Tempo fa Cristina Fogazzi ha detto su Instagram che il capitalismo mica l’hanno inventato gli influencer, e poco dopo ha pubblicato una risposta che diceva più o meno: eh, ma se io guardo la tua vita sul telefono penso che tu sia mia amica, e se mi dici di comprare una cosa è diverso che se me lo dicesse uno spot. Non ricordo cos’avesse risposto lei, ma ricordo d’aver pensato: figlia mia, se tu pensi che una di cui guardi i filmini su Instagram sia tua amica hai problemi molto più gravi dei consigli per gli acquisti. L’altro giorno Loredana Lipperini (sempre lei) ha scritto un articolo su Michela Murgia. Che l’ha ripubblicato sulla sua pagina Instagram ringraziando Lipperini per averla capita, Massimo Giannini per aver pubblicato il pezzo, e insomma tutti i normali convenevoli di questi casi. Sotto al post, c’era un commento che mi sono salvata nella cartellina di spirito del tempo. Diceva così: «Mi piacerebbe un ringraziamento anche alle persone normali che non stanno qui a fare tappezzeria, che acquistano libri e che sostengono a gratis».

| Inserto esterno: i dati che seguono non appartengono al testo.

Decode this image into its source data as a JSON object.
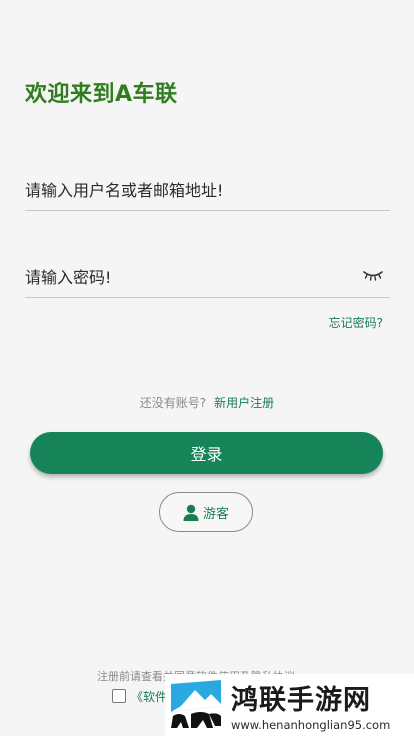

Michela Murgia ha cinquecentosedicimila follower su Instagram. In cinquecentosedicimila si sentono esclusi quando cita gente che conosce davvero o con cui lavora o di cui è amica? In cinquecentosedicimila ritengono che lei debba loro qualcosa perché comprano i suoi libri o le mettono i cuoricini alle foto del cappuccino? Certo che sì. E infatti, quando Chiara Ferragni osa non contrirsi subito e moltissimo per gli incendi in Sicilia, ecco una parte dei suoi follower pronta a dire vergogna, allora non sei davvero la paladina delle buone cause, allora non ci meriti, allora ci pentiamo d’aver sancito il tuo successo, allora tagliatele la testa. Ovviamente i giornali riprendono il tutto come «gaffe» (un tic lessicale da morte cerebrale), perché elaborare un concetto, quando si riprende ciò che accade sui social, non pare alla loro portata. È Chiara Ferragni che ha fatto una figuraccia osando essere in vacanza al mare a luglio, mica il pubblico che ha bisogno di aiuto psichiatrico se davvero crede che Chiara Ferragni gli debba qualcosa (chissà poi cosa: contrizione apparente, solidarietà ostentata, schermate nere?).
Ovviamente non è che Chiara Ferragni sia estranea al meccanismo, che alimenta a ogni condivisione di articoletto semplicistico contro il sessismo e a ogni schermata nera per Black Lives Matter o altri lutti instagrammatici. D’altra parte al meccanismo non sanno opporsi gli intellettuali, mi parrebbe assurdo aspettarsi che lo facesse una la cui forza personale non è esattamente la dialettica. Ci aspettiamo che Chiara Ferragni vada, a mani nude, a spegnere gli incendi in Sicilia. Ci aspettiamo di poter chiedere un prestito, un favore, un consiglio sulle nostre vite a qualcuno che guardiamo in tv. Ci aspettiamo che le persone alle quali mettiamo cuoricini dopo averne sbirciato pezzettini di arredo vitale sui social ci siano grate, si accorgano di noi, soppesino ogni cuoricino e ricambino i nostri sentimenti come fossero l’ufficiale di cui era innamorata Adèle Hugo. Ci aspettiamo il bonus psicologo, ma che si sbrighi.